O livro de Ademir Assunção e Sandro Saraiva é um dos que inaugura o selo Cobalto, de Vanderley Mendonça, da prestigiada Demônio Negro. A ideia é publicar traduções inéditas em português ou há muito esgotadas, além de autores brasileiros contemporâneos. Além do volume que ora comento, comparecem à festa de inauguração os seguintes títulos: “Para Dentro”, da mineira Simone Andrade Neves, “De Amor & Morte”, do próprio Vanderley Mendonça, “O Paraíso dos Gatos”, do francês Émile Zola (1840-1902), “Berthe, a contrita”, do também francês Honoré de Balzac (1799-1850), e “As Quadras de Valais”, do alemão Rainer Maria Rilke (1875-1926), escrito originalmente em francês. Os volumes têm preço médio de R$ 35,00 – preços mais acessíveis são outra intenção do selo.
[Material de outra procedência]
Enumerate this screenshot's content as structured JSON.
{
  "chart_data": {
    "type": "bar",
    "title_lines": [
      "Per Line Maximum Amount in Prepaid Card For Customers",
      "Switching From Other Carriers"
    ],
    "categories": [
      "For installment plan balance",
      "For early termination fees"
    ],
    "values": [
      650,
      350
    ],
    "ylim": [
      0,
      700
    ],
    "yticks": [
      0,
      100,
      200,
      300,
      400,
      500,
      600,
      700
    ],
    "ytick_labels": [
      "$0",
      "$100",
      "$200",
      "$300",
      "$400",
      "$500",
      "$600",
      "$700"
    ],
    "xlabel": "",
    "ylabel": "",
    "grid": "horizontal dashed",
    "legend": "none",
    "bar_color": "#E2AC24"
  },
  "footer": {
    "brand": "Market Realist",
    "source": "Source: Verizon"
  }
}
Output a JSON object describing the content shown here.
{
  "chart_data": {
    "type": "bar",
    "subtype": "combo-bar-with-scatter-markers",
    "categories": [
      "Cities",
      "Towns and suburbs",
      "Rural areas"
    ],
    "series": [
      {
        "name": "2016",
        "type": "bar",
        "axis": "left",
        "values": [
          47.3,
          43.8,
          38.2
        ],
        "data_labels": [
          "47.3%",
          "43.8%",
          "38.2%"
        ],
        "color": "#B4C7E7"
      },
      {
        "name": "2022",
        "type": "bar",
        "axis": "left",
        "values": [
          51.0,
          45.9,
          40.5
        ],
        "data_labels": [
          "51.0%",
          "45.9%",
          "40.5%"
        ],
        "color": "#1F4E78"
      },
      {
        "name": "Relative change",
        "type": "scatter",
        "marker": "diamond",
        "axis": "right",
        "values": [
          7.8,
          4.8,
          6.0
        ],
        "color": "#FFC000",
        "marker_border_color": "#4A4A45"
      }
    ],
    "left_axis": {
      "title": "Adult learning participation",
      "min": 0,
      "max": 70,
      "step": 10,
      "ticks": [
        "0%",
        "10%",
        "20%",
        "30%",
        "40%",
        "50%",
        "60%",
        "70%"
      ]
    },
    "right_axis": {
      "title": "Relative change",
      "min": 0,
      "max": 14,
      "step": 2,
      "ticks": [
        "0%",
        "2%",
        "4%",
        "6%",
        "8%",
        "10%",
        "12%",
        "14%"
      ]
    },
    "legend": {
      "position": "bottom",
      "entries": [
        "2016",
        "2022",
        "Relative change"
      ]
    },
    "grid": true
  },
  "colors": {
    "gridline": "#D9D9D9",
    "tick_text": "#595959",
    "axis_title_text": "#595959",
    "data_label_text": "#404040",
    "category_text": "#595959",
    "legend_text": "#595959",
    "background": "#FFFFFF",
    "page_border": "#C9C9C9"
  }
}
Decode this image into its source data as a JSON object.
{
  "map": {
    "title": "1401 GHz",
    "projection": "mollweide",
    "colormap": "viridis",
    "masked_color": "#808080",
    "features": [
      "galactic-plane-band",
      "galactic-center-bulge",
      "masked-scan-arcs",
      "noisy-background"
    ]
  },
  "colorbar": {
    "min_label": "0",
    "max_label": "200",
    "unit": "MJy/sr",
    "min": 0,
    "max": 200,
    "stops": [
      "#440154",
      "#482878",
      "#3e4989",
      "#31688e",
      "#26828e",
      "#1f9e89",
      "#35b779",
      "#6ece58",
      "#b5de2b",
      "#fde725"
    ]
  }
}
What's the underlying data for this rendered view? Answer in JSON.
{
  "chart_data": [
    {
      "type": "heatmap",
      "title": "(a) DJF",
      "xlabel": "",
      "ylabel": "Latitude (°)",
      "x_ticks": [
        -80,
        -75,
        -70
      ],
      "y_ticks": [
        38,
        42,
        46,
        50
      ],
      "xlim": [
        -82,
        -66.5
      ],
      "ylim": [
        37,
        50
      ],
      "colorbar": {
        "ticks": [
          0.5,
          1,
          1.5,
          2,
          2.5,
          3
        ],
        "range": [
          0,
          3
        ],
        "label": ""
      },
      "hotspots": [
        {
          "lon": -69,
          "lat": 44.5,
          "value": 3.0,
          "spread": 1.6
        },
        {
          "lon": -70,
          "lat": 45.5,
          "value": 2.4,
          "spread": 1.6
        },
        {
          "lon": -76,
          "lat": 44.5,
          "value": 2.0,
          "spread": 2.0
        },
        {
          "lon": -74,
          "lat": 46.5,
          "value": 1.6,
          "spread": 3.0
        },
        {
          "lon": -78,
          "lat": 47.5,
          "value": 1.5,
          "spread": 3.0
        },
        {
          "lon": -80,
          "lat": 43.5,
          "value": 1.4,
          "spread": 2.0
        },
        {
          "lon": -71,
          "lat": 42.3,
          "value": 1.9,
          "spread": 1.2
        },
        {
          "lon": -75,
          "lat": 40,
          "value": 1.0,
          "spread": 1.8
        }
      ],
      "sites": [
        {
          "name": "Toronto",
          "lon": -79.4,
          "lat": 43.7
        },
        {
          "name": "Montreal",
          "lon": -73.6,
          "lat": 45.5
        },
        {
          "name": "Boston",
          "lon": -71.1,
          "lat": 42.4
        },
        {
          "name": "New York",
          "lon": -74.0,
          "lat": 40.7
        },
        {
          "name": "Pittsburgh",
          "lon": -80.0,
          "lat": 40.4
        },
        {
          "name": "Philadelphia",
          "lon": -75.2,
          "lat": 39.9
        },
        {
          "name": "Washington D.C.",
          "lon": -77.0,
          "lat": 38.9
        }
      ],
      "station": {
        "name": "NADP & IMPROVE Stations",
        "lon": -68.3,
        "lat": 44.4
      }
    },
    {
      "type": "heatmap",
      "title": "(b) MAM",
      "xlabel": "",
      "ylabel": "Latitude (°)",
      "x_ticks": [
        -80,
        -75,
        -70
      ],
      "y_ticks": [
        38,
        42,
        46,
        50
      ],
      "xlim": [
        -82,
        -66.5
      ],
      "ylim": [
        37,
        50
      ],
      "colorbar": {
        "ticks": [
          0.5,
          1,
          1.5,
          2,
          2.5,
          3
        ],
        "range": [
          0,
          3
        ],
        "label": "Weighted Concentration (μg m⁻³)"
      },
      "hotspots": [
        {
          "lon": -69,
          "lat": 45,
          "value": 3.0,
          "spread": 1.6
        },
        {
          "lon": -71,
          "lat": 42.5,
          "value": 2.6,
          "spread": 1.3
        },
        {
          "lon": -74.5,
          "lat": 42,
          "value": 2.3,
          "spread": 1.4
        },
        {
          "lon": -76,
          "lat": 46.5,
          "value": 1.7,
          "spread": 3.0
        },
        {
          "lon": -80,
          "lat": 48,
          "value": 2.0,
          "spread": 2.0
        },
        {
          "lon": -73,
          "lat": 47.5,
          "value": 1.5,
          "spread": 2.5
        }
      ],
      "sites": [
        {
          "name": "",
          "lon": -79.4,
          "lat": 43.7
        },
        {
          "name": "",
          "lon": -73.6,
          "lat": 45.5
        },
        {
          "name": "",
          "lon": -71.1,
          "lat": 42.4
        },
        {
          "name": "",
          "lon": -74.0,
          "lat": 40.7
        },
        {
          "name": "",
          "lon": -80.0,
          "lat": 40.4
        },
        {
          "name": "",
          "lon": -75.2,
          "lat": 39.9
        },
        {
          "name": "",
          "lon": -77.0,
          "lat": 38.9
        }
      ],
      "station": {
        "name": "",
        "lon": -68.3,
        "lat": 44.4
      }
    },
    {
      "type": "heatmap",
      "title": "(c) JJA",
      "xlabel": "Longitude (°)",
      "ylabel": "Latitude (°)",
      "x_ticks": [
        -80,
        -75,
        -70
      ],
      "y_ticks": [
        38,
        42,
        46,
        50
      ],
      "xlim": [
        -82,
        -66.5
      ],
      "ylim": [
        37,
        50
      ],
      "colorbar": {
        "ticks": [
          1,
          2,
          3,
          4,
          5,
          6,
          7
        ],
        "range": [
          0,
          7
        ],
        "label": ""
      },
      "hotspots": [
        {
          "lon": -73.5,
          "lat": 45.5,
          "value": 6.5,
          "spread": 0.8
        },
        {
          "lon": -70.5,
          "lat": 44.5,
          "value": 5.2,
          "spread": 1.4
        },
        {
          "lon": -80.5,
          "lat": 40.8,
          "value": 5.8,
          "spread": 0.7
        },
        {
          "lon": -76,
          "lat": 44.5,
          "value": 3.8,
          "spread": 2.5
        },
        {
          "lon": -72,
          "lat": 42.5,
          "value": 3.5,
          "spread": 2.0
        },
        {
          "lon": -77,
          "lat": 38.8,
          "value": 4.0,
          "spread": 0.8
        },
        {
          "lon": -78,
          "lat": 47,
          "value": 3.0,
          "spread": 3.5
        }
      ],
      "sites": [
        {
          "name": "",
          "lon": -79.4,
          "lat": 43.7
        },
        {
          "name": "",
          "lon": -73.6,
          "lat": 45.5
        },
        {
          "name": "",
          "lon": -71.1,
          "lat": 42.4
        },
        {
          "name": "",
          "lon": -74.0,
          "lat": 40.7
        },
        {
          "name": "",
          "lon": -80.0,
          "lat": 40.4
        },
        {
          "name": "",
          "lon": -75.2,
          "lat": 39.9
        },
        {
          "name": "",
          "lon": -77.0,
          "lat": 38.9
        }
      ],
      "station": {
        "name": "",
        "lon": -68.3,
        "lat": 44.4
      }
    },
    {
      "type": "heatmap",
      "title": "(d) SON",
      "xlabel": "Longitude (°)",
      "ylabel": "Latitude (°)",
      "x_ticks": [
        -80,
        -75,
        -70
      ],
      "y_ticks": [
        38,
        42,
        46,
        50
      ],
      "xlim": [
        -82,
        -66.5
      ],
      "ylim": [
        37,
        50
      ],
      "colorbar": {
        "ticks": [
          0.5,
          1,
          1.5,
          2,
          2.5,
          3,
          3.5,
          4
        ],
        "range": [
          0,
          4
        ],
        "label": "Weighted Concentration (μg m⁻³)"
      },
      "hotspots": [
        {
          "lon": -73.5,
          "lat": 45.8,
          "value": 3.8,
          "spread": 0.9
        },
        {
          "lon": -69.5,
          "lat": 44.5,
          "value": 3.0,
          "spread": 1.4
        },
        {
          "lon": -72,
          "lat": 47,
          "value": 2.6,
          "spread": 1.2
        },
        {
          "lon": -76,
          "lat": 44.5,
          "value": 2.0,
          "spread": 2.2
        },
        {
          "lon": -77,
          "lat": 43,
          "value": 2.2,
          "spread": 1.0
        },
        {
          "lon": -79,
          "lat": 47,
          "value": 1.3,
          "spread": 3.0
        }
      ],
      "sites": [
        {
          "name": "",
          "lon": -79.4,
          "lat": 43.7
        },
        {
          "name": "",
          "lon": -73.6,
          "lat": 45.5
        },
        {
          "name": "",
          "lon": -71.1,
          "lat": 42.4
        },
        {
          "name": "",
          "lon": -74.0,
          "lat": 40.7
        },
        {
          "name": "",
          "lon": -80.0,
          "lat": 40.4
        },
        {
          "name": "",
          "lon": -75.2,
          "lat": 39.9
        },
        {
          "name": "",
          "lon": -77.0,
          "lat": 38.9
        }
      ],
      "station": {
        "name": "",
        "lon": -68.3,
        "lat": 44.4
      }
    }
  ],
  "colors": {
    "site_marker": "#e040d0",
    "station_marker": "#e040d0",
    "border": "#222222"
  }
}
Entre os títulos programados para os próximos meses estão “O Zoológico”, do norte-americano Edward Albee (1928-2016), “Crimes  Exemplares”, do francês Max Aub (1903-1972), “Cherri”, da francesa Sidonie-Gabrielle Colette (1873-1954), “Azul”, do nicaraguense Rubén Darío (1867-1916), “O Monogramático”, do mexicano Octávio Paz (1914-1988), e “Escorpião e Félix”, do alemão Karl Marx (1818-1883). Um baita catálogo, para começo de conversa.

Serviço: A noite de autógrafos de Espelhos, de Ademir Assunção e Sandro Saraiva, acontece neste sábado (7), às 19h, na Ria Livraria (Rua Marinho Falcão, 58, São Paulo/SP).